Electrochemical study of hydrothermally synthesised reduced MoS2 layered nanosheets

Abstract

In this work, we report one-step, facile and cost-effective synthesis of 2-dimensional (2D) reduced MoS2 (r-MoS2) nanostructures via hydrothermal method using two reducing agents. The detection of hexagonal phase, estimation of lattice parameters and crystallite size is done using X-ray diffraction and Williamson-Hall plots are drawn to estimate strain produced in the sample. Field emission scanning electron microscopy (FESEM) and transmission electron microscopy (TEM) confirms the formation of nanosheet like structures. MoS2 reduced using hydrazine hydrate is found to have better electrochemical properties with heterogenous rate transfer constant equal to 5.03 × 10−4 cm/s and electroactive surface area calculated as 7.05 × 10−4 cm−2. Raman spectra, TEM images and W–H plots explains the better electrochemical performance of rMoS2 synthesised using hydrazine hydrate. Also, it is observed that out of electrochemical impedance spectroscopy (EIS), cyclic voltammetry and differential pulse voltammetry, EIS turns out to be best technique for studying electrochemical properties of layered materials.
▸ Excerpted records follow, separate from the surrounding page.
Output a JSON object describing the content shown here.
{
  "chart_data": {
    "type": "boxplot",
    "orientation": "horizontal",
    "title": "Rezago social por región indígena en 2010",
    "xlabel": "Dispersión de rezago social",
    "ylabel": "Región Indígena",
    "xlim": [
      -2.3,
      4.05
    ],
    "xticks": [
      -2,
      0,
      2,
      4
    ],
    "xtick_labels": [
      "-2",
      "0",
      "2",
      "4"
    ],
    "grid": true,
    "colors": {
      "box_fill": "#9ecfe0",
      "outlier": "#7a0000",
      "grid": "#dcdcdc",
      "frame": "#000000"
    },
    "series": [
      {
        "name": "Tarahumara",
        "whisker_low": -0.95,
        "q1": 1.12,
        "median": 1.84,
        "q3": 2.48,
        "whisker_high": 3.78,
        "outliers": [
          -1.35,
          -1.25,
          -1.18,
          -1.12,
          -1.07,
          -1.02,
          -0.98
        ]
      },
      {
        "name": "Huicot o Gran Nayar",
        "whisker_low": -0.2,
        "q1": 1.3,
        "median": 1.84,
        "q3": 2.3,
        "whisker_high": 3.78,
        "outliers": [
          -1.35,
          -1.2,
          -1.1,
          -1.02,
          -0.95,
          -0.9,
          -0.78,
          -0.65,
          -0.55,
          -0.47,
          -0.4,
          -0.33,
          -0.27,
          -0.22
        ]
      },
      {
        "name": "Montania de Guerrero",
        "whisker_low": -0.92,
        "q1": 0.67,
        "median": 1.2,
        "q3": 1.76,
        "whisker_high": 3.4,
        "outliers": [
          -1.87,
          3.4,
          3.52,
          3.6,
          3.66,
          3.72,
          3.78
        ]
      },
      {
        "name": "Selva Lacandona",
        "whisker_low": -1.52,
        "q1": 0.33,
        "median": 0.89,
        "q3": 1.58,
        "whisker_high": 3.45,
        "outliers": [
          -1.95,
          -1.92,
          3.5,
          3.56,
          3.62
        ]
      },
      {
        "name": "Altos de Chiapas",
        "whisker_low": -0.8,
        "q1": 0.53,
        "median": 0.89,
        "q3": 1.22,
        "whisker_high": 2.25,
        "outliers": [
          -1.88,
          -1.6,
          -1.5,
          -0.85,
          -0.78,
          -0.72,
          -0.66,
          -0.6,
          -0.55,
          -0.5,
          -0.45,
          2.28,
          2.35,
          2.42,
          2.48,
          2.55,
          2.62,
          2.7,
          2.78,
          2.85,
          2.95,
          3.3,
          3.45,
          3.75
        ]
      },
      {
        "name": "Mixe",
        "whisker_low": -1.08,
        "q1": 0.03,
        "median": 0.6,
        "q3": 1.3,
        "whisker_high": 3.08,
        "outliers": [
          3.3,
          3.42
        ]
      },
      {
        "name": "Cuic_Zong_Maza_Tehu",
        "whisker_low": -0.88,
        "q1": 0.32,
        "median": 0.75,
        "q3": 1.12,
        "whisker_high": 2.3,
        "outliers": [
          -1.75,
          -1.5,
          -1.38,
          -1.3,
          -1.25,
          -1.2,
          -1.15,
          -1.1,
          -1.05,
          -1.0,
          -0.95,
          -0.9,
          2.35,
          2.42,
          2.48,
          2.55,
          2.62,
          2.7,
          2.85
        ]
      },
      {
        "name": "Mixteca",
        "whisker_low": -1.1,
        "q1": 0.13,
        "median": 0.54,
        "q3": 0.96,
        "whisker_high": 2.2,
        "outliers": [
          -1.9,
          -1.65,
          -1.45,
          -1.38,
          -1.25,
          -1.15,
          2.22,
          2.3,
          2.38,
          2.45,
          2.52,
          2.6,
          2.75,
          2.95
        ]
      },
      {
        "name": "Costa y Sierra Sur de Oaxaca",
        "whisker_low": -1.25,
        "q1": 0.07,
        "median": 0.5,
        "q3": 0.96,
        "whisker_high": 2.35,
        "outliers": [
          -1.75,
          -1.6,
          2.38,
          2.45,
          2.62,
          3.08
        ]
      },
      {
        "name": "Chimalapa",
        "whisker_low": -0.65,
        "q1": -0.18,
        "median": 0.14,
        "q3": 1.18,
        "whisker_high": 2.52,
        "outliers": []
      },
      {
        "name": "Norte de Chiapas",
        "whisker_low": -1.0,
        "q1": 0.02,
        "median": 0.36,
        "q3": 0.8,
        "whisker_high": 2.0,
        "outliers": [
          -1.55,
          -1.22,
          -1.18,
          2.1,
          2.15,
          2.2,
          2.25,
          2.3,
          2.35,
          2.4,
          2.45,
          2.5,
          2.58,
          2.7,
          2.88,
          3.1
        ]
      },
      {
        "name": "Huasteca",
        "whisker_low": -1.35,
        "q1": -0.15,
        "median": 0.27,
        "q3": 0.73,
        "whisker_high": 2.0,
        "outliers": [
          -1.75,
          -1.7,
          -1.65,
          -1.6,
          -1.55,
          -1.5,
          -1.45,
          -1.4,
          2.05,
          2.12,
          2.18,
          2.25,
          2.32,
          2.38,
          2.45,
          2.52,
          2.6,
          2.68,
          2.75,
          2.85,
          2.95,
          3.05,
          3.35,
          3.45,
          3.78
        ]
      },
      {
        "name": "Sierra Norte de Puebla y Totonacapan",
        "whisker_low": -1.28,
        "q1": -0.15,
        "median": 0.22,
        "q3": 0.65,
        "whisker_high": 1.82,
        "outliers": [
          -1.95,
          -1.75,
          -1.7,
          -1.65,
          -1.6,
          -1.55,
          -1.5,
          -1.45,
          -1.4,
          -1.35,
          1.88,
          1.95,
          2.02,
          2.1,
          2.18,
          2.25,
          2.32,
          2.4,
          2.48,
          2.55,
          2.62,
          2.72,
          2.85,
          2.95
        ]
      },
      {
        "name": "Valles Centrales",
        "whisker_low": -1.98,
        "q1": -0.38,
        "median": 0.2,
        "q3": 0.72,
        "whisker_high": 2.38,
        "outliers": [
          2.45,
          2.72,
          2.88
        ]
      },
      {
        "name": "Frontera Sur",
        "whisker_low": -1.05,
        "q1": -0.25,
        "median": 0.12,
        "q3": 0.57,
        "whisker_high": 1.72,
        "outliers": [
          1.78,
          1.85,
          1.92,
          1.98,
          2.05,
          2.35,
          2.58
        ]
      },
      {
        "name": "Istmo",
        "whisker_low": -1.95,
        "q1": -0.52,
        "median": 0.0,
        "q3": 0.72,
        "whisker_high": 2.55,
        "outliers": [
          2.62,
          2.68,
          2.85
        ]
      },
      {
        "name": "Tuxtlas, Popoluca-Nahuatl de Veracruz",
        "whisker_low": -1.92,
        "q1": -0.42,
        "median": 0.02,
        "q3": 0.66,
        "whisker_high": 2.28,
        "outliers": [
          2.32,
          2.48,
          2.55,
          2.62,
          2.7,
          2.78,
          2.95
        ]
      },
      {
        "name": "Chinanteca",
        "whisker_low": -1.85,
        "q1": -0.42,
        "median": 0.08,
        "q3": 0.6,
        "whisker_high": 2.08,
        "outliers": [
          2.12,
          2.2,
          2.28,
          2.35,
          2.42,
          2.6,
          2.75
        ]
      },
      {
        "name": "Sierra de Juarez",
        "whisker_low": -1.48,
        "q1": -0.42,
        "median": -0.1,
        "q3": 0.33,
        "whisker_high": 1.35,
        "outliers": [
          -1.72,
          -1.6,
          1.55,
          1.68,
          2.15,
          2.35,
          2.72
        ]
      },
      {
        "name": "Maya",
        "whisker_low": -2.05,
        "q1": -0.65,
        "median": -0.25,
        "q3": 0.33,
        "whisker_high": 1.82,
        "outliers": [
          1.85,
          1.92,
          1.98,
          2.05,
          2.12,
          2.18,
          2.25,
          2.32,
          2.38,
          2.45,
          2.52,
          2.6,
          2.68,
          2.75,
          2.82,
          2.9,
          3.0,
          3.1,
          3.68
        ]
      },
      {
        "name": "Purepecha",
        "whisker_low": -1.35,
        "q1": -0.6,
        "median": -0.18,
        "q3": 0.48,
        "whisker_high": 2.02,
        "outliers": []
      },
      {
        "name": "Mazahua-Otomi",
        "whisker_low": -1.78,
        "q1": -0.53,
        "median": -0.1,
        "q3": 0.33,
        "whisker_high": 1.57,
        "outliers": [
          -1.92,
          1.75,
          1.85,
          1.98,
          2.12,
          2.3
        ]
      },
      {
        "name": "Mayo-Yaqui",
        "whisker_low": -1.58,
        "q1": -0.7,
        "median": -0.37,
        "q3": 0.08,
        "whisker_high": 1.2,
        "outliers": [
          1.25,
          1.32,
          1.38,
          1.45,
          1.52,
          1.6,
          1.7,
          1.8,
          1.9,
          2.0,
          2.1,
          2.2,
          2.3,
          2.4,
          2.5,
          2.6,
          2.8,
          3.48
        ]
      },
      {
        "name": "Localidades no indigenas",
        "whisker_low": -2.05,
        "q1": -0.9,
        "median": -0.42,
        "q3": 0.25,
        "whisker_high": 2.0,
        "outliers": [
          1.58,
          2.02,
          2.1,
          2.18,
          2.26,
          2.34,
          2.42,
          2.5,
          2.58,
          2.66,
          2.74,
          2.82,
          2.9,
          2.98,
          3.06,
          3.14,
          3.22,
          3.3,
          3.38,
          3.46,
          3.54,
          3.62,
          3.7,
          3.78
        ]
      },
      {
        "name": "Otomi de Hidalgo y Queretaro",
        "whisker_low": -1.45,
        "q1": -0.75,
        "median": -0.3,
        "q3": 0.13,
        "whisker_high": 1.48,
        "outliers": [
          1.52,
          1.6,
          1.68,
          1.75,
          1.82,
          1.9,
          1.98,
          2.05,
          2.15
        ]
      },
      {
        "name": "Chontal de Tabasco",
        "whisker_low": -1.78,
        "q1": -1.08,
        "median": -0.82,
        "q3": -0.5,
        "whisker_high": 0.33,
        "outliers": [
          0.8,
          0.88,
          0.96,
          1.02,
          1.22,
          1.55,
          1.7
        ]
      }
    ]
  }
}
This work provides theoretical guidance to use chemically synthesised rMoS2 as a matrix for electrochemical sensing applications where an increase or decrease in current/resistance value gives confirmation of attachment of bio/gas molecules and determination of parameters like heterogenous rate transfer constant can indicate sensitivity towards a particular analyte.